I hoped I didn’t disappoint her because hearing those words fall from her sweet lips last night had been the highlight of my life so far, which was saying a lot, because there had already been a lot of peaks. The only other words that would sound as sweet were the three she still seemed reluctant to say.

I took her hand, kissing her knuckles as I looked into her eyes. “I was in shock last night, so in case I didn’t say it, know that I was thinking it. I couldn’t be happier thatyouare having my baby, Briar. Can’t imagine doing this with anyone else.”

She shuddered. “You know how many times, over the years, I imagined you getting some chick knocked up? Whenever my brother mentioned your name, I’d brace myself for the bad news— either you’d fallen in love, were getting married, having a baby with someone else…” She swallowed repeatedly before she said, “Just so you know, that would have wrecked me.”

It felt like I’d been waiting a lifetime, or at least half a lifetime for her to say these words to me. I’d fantasized about it during my years in the military. I didn’t know if I’d be returning in one piece or to my parents in a body bag, but I knew if I got a second chance at life, I wanted a second chance with Briar too. But every time I tried to deepen our relationship, to make it about more than just the sex, she bolted. Leaving me angry and frustrated, until the next time I tried to resist her and couldn’t.

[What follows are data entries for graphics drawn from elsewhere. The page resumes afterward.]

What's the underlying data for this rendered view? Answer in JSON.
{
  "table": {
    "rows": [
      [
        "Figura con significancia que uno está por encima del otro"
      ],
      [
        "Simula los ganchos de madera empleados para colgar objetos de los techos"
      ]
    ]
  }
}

“I feel the same way,” I said when I realized I’d been lost in my thoughts. “I’d ask your brother about you, if I hadn’t seen you in a couple of months and I was always afraid he’d tell me that you had a boyfriend and it was getting serious. I thought you’d eventually meet someone you were willing to take a chance on.”

“I did.” Our eyes locked before she said, “I did meet someone I’m willing to take a chance on, Rhett. You.”